Retrieve broadly, then rerank with specialized model.

Stage 1: Dense retrieval → Top 50 documents
         Fast but potentially noisy

Stage 2: Cross-encoder reranking → Top 5 documents
         Slower but more accurate

Result: Recall of broad retrieval + precision of specialized model

Dense Retrieval vs.

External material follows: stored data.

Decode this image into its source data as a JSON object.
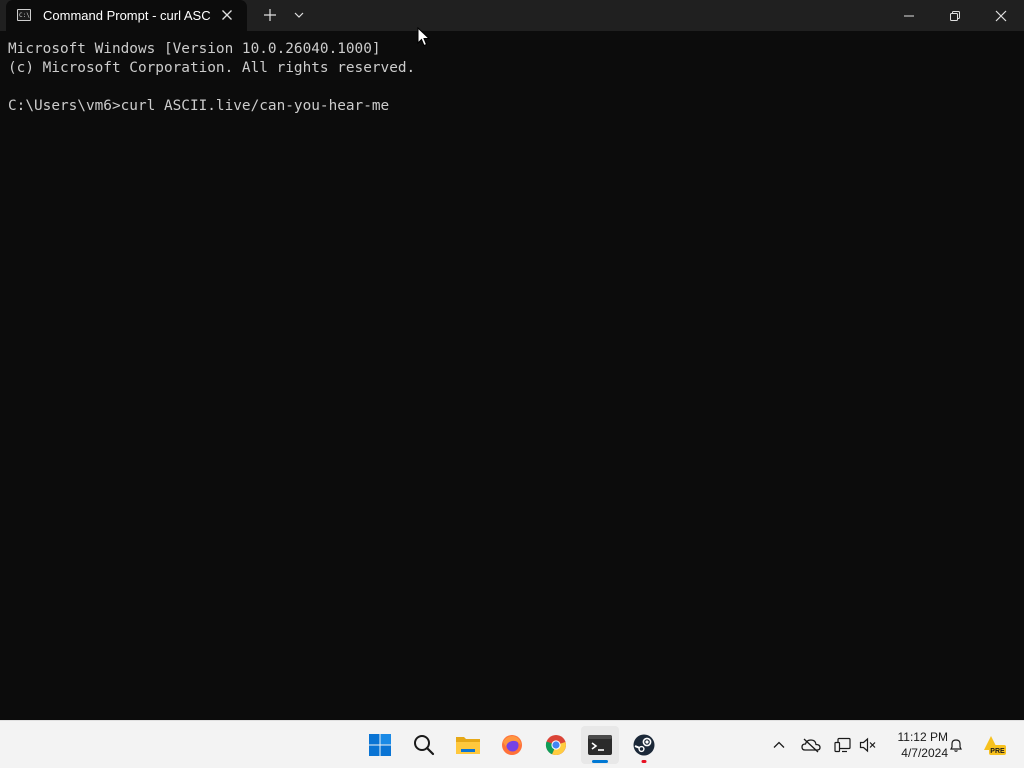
{
  "window": {
    "tab_title": "Command Prompt - curl  ASC",
    "tab_icon_text": "C:\\",
    "icons": {
      "tab": "command-prompt-icon",
      "close_tab": "close-icon",
      "new_tab": "plus-icon",
      "dropdown": "chevron-down-icon",
      "minimize": "minimize-icon",
      "maximize": "restore-icon",
      "close": "close-icon"
    }
  },
  "terminal": {
    "lines": [
      "Microsoft Windows [Version 10.0.26040.1000]",
      "(c) Microsoft Corporation. All rights reserved.",
      "",
      "C:\\Users\\vm6>curl ASCII.live/can-you-hear-me"
    ],
    "colors": {
      "background": "#0c0c0c",
      "text": "#cccccc"
    }
  },
  "taskbar": {
    "apps": [
      {
        "name": "start",
        "icon": "windows-logo-icon"
      },
      {
        "name": "search",
        "icon": "search-icon"
      },
      {
        "name": "file-explorer",
        "icon": "folder-icon"
      },
      {
        "name": "firefox",
        "icon": "firefox-icon"
      },
      {
        "name": "chrome",
        "icon": "chrome-icon"
      },
      {
        "name": "terminal",
        "icon": "terminal-icon",
        "active": true
      },
      {
        "name": "steam",
        "icon": "steam-icon",
        "running": true
      }
    ],
    "tray": {
      "icons": [
        "chevron-up-icon",
        "onedrive-offline-icon",
        "network-icon",
        "volume-muted-icon",
        "notification-bell-icon",
        "pre-badge-icon"
      ],
      "badge_text": "PRE"
    },
    "clock": {
      "time": "11:12 PM",
      "date": "4/7/2024"
    },
    "colors": {
      "background": "#f3f3f3",
      "accent": "#0078d4",
      "running_dot": "#e81123"
    }
  }
}
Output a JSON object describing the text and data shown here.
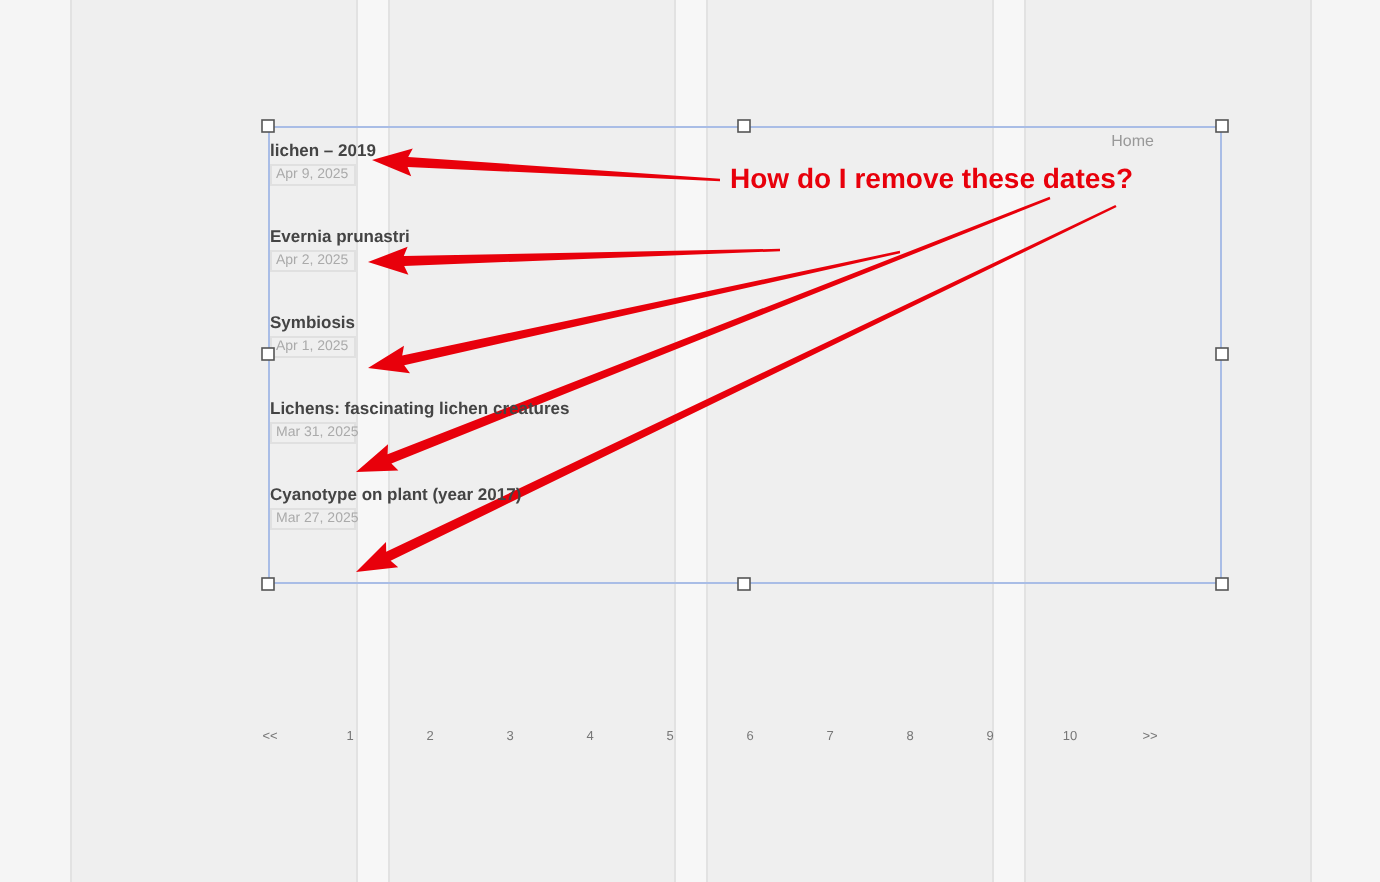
{
  "header": {
    "home_link": "Home"
  },
  "posts": [
    {
      "title": "lichen – 2019",
      "date": "Apr 9, 2025"
    },
    {
      "title": "Evernia prunastri",
      "date": "Apr 2, 2025"
    },
    {
      "title": "Symbiosis",
      "date": "Apr 1, 2025"
    },
    {
      "title": "Lichens: fascinating lichen creatures",
      "date": "Mar 31, 2025"
    },
    {
      "title": "Cyanotype on plant (year 2017)",
      "date": "Mar 27, 2025"
    }
  ],
  "pagination": [
    "<<",
    "1",
    "2",
    "3",
    "4",
    "5",
    "6",
    "7",
    "8",
    "9",
    "10",
    ">>"
  ],
  "annotation": {
    "text": "How do I remove these dates?"
  }
}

Traditional IR

Aspect	Dense Retrieval	Keyword (BM25)
Understanding	Semantic	Lexical
Speed	Fast with indexing	Fastest
Paraphrases	Excellent	Poor
Recall	High	Lower
Interpretability	Black box	Clear
Indexing	Complex	Simple
Cost	Higher	Lower

Hybrid Approach (Recommended)

Combine dense retrieval with keyword search:

Stage 1: Parallel retrieval
  Dense search: Top 10 by semantic similarity
  Keyword search: Top 10 by BM25 score

Stage 2: Merge and rerank
  Combine results
  Rerank by ensemble score
  Return top 5

Result: Covers semantic understanding + keyword specificity

Implementation: Using Vector Databases

Most companies use vector databases designed for this:

Pinecone (managed):

from pinecone import Pinecone

pc = Pinecone(api_key="...")
index = pc.Index("documents")

# Upsert embeddings
index.upsert(vectors=[
    ("doc1", embedding1, {"text": "...", "source": "..."}),
    ("doc2", embedding2, {"text": "...", "source": "..."}),
])

# Query
results = index.query(vector=query_embedding, top_k=5)

Weaviate (self-hosted):

from weaviate import Client

client = Client("http://localhost:8080")

# Query
result = client.query.get("Document",
    ["content", "source"]
).with_near_vector({
    "vector": query_embedding
}).with_limit(5).do()

Dense Retrieval Performance

Typical metrics for modern dense retrieval:

Speed:

1M documents, top 5 retrieval: 10-50ms
With batch processing: 1000 queries/second

Quality (TREC-DL evaluation):

nDCG@10: 0.55-0.65 (very good)
Recall@100: 0.80-0.90

Cost:

GPU inference: ~$0.001 per embedding (self-hosted)
Vector database: $100-1000/month depending on scale

Dense Retrieval in 2024

Trends:

Multimodal dense retrieval (text + images)
Query-document asymmetric embeddings
Dense retrieval + LLM reranking becoming standard
Real-time indexing (sub-second latency from new documents)
Sparse vectors + dense vectors (hybrid representation)

Dense retrieval is the foundation of modern RAG. Understanding it thoroughly is essential for building effective systems.